Bratt felt frustrated with where this conversation was headed. He had no doubt that both witnesses were lying about being with Small on the night of the shooting. It wasn’t enough for them to just “straighten out their stories” because then
he
would still know how dishonest they really were, even if the jury somehow believed them. And it was his knowing that made all the difference in the world, whether Small understood this or not. More than anything, he just wanted Parker and Clayton to disappear from view, so he could start fresh with new witnesses. As for where Small got those other witnesses, that was a problem in itself. But it wasn’t Bratt’s problem.

“You just don’t get it, do you,” he said, beginning to feel irritated

Small jumped up and slammed the glass partition with his open hand. “No,
you
don’t get it! I was in the park that night! Ask anybody an’ they’ll tell you. I didn’t go to no damn apartment in Burgundy, an’ I didn’t shoot no one! So don’t tell me I don’t get it! It’s
my
ass sittin’ in a fuckin’ jail-cell for the past eight months an’ I’m looking for someone who’s going to get me out! Do
you
get
that
?”

Bratt said nothing, trying to keep his cool. At the same time he wondered about Small’s dramatic glass-slamming routine, which he had just seen for the second time in as many meetings. He thought that Small, in his own way, might be as good a performer as he was.

“Why don’t you just sit back down and chill, Marlon,” Bratt said, folding his arms and waiting for Small to take his seat. As he watched Small make a show of regaining his composure, Bratt found himself questioning his own motivations. Was he more concerned that the witnesses might lie on the stand or that they might get caught in those lies, despite Small’s certainty that they could get away with it? Winning this case was going to be hard enough and, if Madsen were to be believed, winning this case had just become the most important thing in Bratt’s life.

“It happens to be my job to get your ass out of that jail cell,” he said, “and it’s a job I usually do pretty well. But it’s not going to happen just because you say everyone knows you were in the park that night, not when the only two witnesses you give me are liars and everyone who hears them will know it the moment they open their mouths.”

Bratt paused to clear his throat. He pulled at a frayed string that had once held a button to his silk shirtsleeve and wondered where he had lost the button and why he hadn’t noticed its absence until now. Small sat quietly, waiting for him to go on with his little speech, his dislike for his attorney obvious in his face.

A quick glance by Bratt to his side showed him that Kouri was also watching him and he knew
he had to choose his words carefully. He was aware that there was a fine line between telling his client he needed better witnesses and asking for better liars.

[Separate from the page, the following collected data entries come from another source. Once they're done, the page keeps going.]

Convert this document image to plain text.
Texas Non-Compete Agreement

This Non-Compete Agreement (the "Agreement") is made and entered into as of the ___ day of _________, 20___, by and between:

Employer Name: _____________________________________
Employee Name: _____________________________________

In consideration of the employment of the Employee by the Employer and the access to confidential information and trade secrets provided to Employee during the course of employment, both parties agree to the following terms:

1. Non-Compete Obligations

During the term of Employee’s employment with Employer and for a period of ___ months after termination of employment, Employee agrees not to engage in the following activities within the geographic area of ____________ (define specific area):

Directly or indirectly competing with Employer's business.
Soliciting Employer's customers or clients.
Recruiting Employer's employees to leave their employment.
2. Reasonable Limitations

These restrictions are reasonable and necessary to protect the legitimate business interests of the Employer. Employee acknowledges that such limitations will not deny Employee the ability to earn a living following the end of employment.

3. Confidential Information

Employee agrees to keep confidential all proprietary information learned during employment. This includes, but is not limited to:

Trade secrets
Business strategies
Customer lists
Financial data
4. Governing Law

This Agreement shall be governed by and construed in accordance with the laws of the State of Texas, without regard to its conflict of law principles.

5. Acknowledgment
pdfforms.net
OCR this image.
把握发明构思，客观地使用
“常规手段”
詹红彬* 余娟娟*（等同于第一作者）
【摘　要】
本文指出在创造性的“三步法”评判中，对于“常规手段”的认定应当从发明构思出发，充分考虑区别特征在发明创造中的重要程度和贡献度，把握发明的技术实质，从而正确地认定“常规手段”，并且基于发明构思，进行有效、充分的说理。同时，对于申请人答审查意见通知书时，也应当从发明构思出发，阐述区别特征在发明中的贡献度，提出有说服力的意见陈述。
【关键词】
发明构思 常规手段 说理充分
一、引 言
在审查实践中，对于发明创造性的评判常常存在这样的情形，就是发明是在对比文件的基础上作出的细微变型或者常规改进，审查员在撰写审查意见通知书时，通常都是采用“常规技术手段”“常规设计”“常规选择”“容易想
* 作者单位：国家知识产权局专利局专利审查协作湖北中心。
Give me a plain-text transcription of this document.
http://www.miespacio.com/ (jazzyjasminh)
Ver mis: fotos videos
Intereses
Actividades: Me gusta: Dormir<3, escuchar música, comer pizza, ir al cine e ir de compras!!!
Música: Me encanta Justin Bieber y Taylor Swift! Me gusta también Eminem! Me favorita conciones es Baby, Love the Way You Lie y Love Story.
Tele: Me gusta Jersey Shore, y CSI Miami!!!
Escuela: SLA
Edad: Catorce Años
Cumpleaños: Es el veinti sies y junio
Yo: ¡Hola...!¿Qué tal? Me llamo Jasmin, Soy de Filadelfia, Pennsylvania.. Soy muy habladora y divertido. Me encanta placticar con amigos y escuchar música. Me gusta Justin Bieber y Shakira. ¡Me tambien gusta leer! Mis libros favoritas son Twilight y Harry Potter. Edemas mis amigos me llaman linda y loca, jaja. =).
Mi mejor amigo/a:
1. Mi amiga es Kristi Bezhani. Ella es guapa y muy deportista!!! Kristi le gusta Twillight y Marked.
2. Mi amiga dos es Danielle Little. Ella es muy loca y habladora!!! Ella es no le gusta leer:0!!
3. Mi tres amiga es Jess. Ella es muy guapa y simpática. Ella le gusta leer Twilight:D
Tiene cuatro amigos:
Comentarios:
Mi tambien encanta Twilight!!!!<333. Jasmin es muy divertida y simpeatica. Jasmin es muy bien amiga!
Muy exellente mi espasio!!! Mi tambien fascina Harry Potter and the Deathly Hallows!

Over the years he had convinced himself that he had never knowingly crossed that line, although his definition of “knowingly” had gotten narrower with the passage of time and the growing imperative to win.

He hated Small for making him walk that line again, and he hated himself for closing his eyes as he gingerly took the first steps. But what choice did he have? The need to win guided what he had to say.  

“You have to understand that I don’t do this job for you,” he said, “I do it because I like to win. It just so happens that when I win, you win. I couldn’t care less where you were that night, whether you shot those guys or not. That simply isn’t part of my job.”

From the corner of his eye Bratt saw Kouri’s body stiffen.
Leave me the hell alone,
he thought, directing the thought both at Kouri and at his own conscience.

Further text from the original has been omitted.